I am looking for some exercises to lose weight (I carry weight mostly in my tummy and my back), and to strengthen my back, but which will not cause additional damage.

I would greatly appreciate your advice and help :smile:

Thanks and good luck to you all!!
Michelle

Replies

  • Silvervixen79
    Silvervixen79 Posts: 116 Member
    Hi Michelle, I am going to follow this as well as I am 36 and have the same with my back and hip. Every attempt at exercising seems to leave me crippled for at least 2 days :(
  • AliceA2013
    AliceA2013 Posts: 65 Member
    Well done for your excellent work. As for exercise with arthritis and herniated disks, there is no way round but seeking medical advice first about the suitability of different types of exercise. In the meantime, search for "exercise" at the UK's Arthritis Care's website (www.arthritiscare.org.uk) or the USA's Arthritis Foundation (www.arthritis.org) to give you a general idea about exercise and arthritis. You might also look at the National Health Service's advice on safe exercise for herniated disks at http://www.nhs.uk/video/Pages/sciatica-herniated-disc.aspx
  • lyssa1210
    lyssa1210 Posts: 96 Member
    I would start with gently beginner yoga but eliminate the twisting poses . Stabilizing and strengthening poses like modified bridge and knees to chest etc. access to recumbent bike or swimming would be best for back or slow walking until you are better. My son has been dealing with this for almost a year and has tried PT, chiropractic , shots etc. very frustrating I know.
  • Packerjohn
    Packerjohn Posts: 4,855 Member
    Have you talked to a medical professional about what you should and should not be doing? I've had back pain issues for years, culminating in a lying on the floor, crawling to the bathroom event for 3 days. Had x-rays, MRI, etc. Dr said I had some herniation and degeneration, but nothing unusual. Determined my SI joint was inflamed and possibly irritation of the psoas. Asked the cause of pain and he told me too much sitting (even though by most standards I was pretty active, (usually worked out a couple hours a day) but sat 10+hours for work and driving commute.

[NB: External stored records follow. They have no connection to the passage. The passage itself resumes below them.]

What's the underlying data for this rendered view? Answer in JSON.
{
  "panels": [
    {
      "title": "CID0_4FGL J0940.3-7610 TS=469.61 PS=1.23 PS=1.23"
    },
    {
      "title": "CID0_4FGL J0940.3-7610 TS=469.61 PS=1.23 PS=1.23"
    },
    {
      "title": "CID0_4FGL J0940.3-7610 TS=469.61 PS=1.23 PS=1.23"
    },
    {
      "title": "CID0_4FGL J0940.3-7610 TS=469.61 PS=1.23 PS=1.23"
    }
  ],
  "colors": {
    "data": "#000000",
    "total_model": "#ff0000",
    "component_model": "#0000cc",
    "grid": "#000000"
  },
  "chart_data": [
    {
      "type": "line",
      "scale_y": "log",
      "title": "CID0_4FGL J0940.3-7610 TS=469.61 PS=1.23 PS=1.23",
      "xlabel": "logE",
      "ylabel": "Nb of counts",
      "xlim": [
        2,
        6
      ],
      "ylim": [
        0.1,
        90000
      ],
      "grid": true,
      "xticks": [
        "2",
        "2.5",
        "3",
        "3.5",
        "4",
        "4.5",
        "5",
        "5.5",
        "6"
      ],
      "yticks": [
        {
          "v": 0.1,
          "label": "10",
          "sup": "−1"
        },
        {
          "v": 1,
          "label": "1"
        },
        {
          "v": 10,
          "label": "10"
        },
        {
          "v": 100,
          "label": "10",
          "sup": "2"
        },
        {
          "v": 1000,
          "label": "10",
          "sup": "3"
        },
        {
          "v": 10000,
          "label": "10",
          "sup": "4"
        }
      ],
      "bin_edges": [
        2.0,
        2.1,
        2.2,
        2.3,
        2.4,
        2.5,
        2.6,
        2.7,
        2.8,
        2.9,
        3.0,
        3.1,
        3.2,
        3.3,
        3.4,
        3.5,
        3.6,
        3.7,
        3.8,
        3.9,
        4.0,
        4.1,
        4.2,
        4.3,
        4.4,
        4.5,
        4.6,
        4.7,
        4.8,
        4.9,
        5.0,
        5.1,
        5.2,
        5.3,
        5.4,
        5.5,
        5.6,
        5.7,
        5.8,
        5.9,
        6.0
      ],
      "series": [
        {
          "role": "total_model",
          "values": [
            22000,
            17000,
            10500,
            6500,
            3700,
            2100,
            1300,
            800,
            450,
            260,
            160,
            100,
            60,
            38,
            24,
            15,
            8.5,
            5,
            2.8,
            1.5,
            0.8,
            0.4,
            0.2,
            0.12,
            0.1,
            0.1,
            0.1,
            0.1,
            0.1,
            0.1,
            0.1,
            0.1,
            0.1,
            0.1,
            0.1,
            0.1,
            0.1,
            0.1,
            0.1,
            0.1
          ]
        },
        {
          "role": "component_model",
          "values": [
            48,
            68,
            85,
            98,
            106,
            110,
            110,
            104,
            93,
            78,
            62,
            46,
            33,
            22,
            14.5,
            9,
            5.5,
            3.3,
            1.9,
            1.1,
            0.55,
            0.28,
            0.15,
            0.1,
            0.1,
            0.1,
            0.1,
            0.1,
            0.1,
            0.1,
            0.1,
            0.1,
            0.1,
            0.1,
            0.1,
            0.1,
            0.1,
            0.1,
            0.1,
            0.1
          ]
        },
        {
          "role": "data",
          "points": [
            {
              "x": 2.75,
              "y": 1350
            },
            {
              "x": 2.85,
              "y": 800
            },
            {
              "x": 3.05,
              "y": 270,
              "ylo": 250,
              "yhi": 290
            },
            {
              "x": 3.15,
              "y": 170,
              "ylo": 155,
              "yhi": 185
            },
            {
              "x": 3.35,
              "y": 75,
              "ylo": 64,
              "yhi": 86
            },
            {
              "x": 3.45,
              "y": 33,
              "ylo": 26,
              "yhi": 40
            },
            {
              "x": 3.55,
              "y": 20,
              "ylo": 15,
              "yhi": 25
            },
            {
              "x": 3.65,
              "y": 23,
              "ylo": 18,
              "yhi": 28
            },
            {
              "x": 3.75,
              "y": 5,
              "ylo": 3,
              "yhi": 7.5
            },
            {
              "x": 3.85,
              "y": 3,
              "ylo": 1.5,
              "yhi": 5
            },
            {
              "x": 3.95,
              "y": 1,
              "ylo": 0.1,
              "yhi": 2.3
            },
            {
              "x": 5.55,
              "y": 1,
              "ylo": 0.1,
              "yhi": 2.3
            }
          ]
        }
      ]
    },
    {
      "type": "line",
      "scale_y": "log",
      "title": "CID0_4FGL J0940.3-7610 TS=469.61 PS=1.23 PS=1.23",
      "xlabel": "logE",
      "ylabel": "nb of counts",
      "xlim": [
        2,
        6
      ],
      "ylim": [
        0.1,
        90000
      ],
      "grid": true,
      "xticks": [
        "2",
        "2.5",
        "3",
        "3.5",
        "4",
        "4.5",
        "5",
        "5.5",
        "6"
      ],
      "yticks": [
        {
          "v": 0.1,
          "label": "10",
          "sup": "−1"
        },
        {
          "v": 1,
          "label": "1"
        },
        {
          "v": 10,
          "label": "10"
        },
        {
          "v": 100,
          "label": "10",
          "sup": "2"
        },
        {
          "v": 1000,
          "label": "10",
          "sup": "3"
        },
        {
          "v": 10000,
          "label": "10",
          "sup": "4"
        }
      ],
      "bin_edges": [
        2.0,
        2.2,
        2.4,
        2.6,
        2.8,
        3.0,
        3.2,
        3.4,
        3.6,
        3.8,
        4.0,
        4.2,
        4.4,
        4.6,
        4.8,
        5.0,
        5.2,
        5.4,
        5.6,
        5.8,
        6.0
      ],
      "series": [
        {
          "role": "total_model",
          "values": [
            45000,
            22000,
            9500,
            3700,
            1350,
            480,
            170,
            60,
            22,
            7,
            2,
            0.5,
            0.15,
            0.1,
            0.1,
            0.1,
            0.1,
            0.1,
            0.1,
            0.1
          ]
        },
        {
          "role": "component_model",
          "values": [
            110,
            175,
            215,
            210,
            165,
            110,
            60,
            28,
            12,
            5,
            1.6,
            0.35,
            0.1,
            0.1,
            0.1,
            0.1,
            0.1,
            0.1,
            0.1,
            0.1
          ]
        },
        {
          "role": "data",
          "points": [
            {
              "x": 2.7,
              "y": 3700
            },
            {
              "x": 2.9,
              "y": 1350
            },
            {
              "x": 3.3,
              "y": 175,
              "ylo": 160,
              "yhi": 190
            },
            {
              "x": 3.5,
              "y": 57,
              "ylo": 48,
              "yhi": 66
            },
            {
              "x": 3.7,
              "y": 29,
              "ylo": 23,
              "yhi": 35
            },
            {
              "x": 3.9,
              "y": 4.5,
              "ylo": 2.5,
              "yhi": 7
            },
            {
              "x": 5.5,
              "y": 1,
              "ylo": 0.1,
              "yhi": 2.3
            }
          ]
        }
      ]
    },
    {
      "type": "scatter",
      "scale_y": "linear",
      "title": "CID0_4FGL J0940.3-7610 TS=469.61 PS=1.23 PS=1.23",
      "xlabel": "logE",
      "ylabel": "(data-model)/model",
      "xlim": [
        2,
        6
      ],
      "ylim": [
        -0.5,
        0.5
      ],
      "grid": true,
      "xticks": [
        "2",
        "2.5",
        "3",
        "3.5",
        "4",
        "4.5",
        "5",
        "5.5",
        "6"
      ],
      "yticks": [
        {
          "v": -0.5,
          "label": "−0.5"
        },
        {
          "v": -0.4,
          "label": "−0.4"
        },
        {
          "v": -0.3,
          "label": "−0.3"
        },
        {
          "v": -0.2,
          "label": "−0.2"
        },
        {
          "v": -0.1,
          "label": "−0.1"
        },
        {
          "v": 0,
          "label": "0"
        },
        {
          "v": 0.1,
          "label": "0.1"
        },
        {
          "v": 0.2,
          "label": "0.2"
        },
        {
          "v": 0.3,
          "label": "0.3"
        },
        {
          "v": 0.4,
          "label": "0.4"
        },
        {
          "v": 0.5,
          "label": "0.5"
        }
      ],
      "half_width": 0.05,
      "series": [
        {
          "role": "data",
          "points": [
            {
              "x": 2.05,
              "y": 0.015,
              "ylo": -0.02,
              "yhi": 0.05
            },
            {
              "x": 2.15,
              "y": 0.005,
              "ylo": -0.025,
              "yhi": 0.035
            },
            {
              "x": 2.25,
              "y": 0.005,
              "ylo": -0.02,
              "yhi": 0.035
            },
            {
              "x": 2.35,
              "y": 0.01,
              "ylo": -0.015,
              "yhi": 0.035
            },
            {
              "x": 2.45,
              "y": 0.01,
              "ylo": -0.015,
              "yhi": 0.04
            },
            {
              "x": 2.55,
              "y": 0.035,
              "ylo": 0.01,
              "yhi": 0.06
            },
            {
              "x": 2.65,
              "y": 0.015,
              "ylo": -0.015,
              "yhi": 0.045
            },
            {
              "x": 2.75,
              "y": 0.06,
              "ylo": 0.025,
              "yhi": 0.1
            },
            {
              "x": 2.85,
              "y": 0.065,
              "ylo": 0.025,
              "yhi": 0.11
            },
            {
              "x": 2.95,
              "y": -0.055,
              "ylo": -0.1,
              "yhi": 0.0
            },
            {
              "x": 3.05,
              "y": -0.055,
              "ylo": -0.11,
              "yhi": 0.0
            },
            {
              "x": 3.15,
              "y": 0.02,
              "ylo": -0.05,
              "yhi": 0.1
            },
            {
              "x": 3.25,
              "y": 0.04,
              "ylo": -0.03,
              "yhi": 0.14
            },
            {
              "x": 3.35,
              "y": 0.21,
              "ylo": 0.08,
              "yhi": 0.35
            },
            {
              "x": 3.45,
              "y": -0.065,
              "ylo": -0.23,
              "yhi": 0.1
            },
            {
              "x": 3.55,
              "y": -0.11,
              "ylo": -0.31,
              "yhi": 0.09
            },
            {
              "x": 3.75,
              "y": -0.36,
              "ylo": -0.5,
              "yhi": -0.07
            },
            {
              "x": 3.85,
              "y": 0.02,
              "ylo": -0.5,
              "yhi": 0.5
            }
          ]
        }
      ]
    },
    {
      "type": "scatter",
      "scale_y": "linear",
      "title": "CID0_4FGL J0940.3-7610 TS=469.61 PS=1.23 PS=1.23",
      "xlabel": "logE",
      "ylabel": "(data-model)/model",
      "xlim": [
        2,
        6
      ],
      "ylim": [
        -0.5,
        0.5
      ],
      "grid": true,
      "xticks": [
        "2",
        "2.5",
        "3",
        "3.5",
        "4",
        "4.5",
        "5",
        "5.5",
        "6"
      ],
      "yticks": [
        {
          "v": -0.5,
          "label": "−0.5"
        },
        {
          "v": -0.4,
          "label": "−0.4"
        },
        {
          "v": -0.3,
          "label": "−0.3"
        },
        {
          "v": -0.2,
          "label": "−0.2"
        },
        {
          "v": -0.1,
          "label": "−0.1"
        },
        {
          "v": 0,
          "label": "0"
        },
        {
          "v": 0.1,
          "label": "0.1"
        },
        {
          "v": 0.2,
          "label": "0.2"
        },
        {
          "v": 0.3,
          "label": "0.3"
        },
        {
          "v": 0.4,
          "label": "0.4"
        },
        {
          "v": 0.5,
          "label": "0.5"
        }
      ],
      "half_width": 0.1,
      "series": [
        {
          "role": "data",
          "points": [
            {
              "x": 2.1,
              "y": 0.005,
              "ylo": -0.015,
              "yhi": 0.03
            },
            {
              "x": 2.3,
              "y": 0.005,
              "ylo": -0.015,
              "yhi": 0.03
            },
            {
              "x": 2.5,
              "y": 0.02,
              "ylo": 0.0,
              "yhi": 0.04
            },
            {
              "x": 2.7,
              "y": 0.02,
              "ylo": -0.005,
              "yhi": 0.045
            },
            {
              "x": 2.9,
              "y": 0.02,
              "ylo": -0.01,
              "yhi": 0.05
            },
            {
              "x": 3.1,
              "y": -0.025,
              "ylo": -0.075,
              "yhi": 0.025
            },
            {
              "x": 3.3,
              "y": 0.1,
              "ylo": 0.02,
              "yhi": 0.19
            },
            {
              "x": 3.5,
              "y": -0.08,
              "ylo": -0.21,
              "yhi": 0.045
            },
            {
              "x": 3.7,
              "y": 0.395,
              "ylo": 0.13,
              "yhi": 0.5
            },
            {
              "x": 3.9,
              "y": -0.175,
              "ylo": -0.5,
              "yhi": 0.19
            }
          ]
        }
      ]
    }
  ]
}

    He said as a solution, after some PT to get things moving a bit better, squats and deadlifts, needed to keep the area strong and moving, not "resting" Also got an adjustable workstation.

    Talk to a medical professional and determine the cause of your issues. Most people have some disk herniation to some level.

    Best of luck and thanks to your service to mankind.
  • mcdomi
    mcdomi Posts: 20 Member
    Thanks so much guys, these are really useful suggestions, and I will give them a go! Hope you all recover soon as well :)
  • smit7633
    smit7633 Posts: 182 Member
    Ive had herniated discs that were operated on and reherniated, it's so important to keep the weight off when you have back problems!

    For me i can lay on my side keep my feet together and spread me knees like a clam. Like a leg lift but the crippled person's version lol

    After a few weeks in therapy i can now do small crunches on a large exercise ball.

    Laying flat and flexing your abs can hekp with strengthening your core without effecting your back.

    Assisted squats by putting an exercise ball on the wall, lean your back against it and roll down the wall as you move into a squat position.

    Basically anything you can do to strengthen your core and legs is going to help you support your back more which can take some of the pressure off.